Sieben Schulklassen nutzten das Angebot
Am Eröffnungsabend erzählte der stellvertretende Vorsitzende des Kreisjugendrings, Andreas Hunglinger, „dass wir uns im Rahmen einer Vorstandssitzung darauf geeinigt haben, die Ausstellung vom Dachboden zu holen, um sie erneut der Öffentlichkeit zu präsentieren“. Bereits im Vorfeld hatten sieben Schulklassen aus Traunstein die Ausstellung besucht – fachlich begleitet von Friedbert Mühldorfer von der Vereinigung der Verfolgten des Naziregimes – Bund der Antifaschistinnen und Antifaschisten.
Der ehemalige Lehrer und Mitgestalter der Ausstellung betonte in seiner Ansprache, „gerade der lokale Bezug spricht die Menschen an“. Eigentlich, so Mühldorfer, hätte dieses Werk eine dauerhafte Ausstellung im Landkreis Traunstein verdient, „damit sich gerade die junge Generation mit der Geschichte kritisch auseinandersetzen kann“.
Eduard Niederlöhner, der ehemalige Vorstand des Kreisjugendrings und Initiator der Ausstellung, zitierte den ehemaligen Bundespräsidenten Richard von Weizsäcker: „Es geht nicht darum, Vergangenheit zu bewältigen. Das kann man gar nicht. Sie lässt sich nicht nachträglich ändern oder ungeschehen machen. Wer vor der Vergangenheit die Augen verschließt, wird blind für die Gegenwart.“
Niederlöhner brachte seine Freude darüber zum Ausdruck, dass die Ausstellung erneut der Öffentlichkeit präsentiert wird und bei den Schulklassen regen Zuspruch fand. „Aus der Geschichte lernen, das war damals unser Antrieb“, erinnerte er, auch inspiriert vom jüdischen Sprichwort „Das Vergessenwollen verlängert das Exil, und das Geheimnis der Erlösung heißt Erinnerung“.
NS-Regime war auch im Chiemgau aktiv
Friedbert Mühldorfer erläuterte die Ausstellung.

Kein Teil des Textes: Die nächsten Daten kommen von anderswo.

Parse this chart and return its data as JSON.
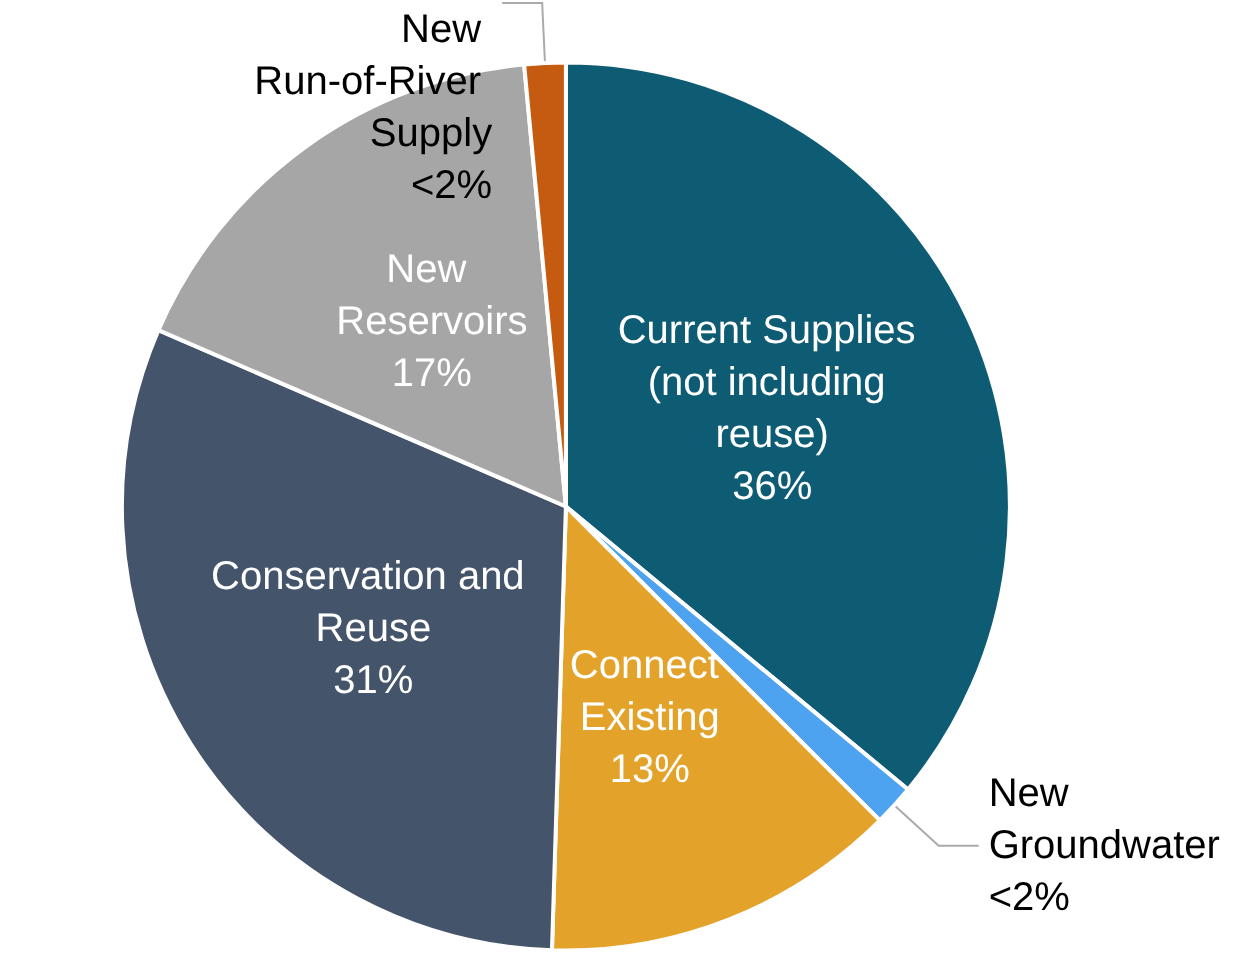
{
  "chart_data": {
    "type": "pie",
    "categories": [
      "Current Supplies (not including reuse)",
      "New Groundwater",
      "Connect Existing",
      "Conservation and Reuse",
      "New Reservoirs",
      "New Run-of-River Supply"
    ],
    "values": [
      36,
      1.5,
      13,
      31,
      17,
      1.5
    ],
    "value_labels": [
      "36%",
      "<2%",
      "13%",
      "31%",
      "17%",
      "<2%"
    ],
    "colors": [
      "#0e5c74",
      "#4da3f0",
      "#e3a32a",
      "#44546a",
      "#a6a6a6",
      "#c55a11"
    ],
    "legend": false
  }
}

Diese beginnt am Ende des Ersten Weltkriegs und spannt den Bogen zur zunehmenden Polarisierung und Radikalisierung in den 1920er Jahren. Zahlreiche Bildzeugnisse wie Auftritte Adolf Hitlers in der vollbesetzten Traunsteiner TVT-Halle, in Schleching oder Seebruck sind Zeugnisse dafür, dass das NS-Regime auch im Chiemgau und Rupertiwinkel sehr aktiv war.
Es geht um die Machtübernahme 1933 – wiederum mit zahlreiche Zeitzeugnissen aus Traunstein und dem gesamten Landkreis. Thema ist auch das Konzentrationslager in Dachau, wo Andersdenkende und politische Gegner gezielt und gewaltsam ausgeschaltet wurden.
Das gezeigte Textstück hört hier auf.